This section gives a brief overview of CFA models. A CFA model is characterized by the assumptions the researcher makes when estimating expected frequencies. The second part of this book describes each model in more detail and gives numerical examples.
CFA performs multiple simultaneous or sequential tests to compare observed frequencies, o, with expected ones, e, estimated under some model. Significant differences between o and e indicate local associations beyond the ones assumed when estimating expected frequencies. For the estimation of expected frequencies methods from log-linear modeling can be used (see Bishop et al. 1975; Goodman 1978; Haberman 1978; Agresti 1984). However, the goals of CFA and log-linear modeling are basically different (cf. Krauth 1980a; Lehmacher 1980a, 1984). When applying CFA, the researcher wants to reject null hypotheses concerning single configurations. If null hypotheses can be rejected, types and antitypes may be interpreted.
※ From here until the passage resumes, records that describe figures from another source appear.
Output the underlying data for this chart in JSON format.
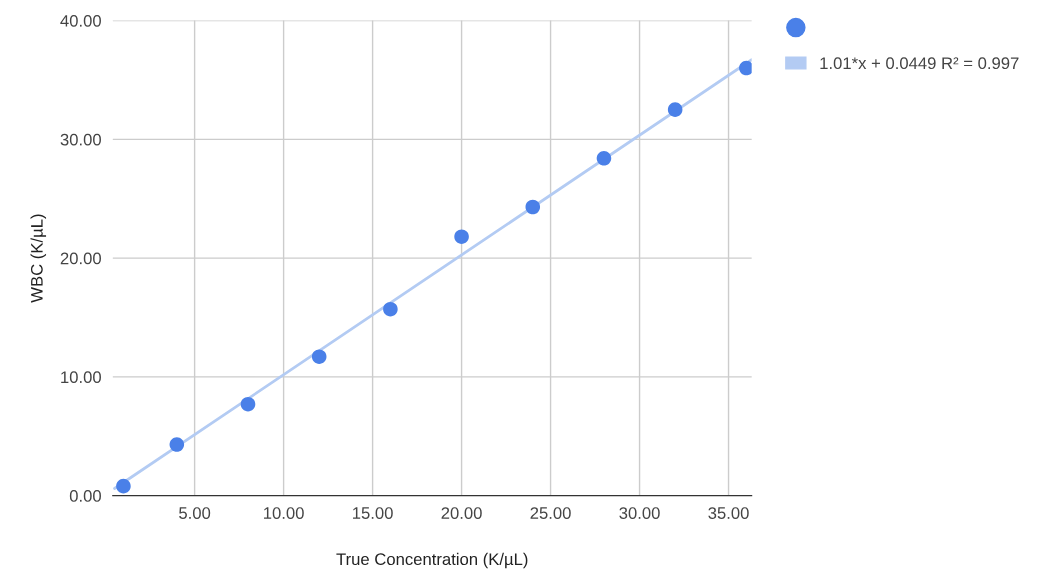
{
  "chart_data": {
    "type": "scatter",
    "xlabel": "True Concentration (K/µL)",
    "ylabel": "WBC (K/µL)",
    "series": [
      {
        "marker": "circle",
        "color": "#4a80e8",
        "x": [
          1,
          4,
          8,
          12,
          16,
          20,
          24,
          28,
          32,
          36
        ],
        "values": [
          0.8,
          4.3,
          7.7,
          11.7,
          15.7,
          21.8,
          24.3,
          28.4,
          32.5,
          36.0
        ]
      },
      {
        "type": "line",
        "name": "1.01*x + 0.0449 R² = 0.997",
        "color": "#b3cbf3",
        "x": [
          0.5,
          36.3
        ],
        "values": [
          0.6,
          36.7
        ]
      }
    ],
    "xlim": [
      0.4,
      36.3
    ],
    "ylim": [
      0,
      40
    ],
    "xticks": [
      {
        "value": 5,
        "label": "5.00"
      },
      {
        "value": 10,
        "label": "10.00"
      },
      {
        "value": 15,
        "label": "15.00"
      },
      {
        "value": 20,
        "label": "20.00"
      },
      {
        "value": 25,
        "label": "25.00"
      },
      {
        "value": 30,
        "label": "30.00"
      },
      {
        "value": 35,
        "label": "35.00"
      }
    ],
    "yticks": [
      {
        "value": 0,
        "label": "0.00"
      },
      {
        "value": 10,
        "label": "10.00"
      },
      {
        "value": 20,
        "label": "20.00"
      },
      {
        "value": 30,
        "label": "30.00"
      },
      {
        "value": 40,
        "label": "40.00"
      }
    ],
    "grid": true,
    "legend": "right"
  }
}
The focus of this interpretation is on the subjects who display patterns of states, or configurations that occurred more or less frequently than expected under some model.
When applying log-linear modeling, the researcher intends to identify the null hypothesis that provides the best fit to the observed frequency distribution. In other words, the researcher attempts to identify a set of relationships that explains the observed frequency distribution. When evaluating fit one refers to such statistical criteria as significance thresholds and to such philosophical criteria as parsimony.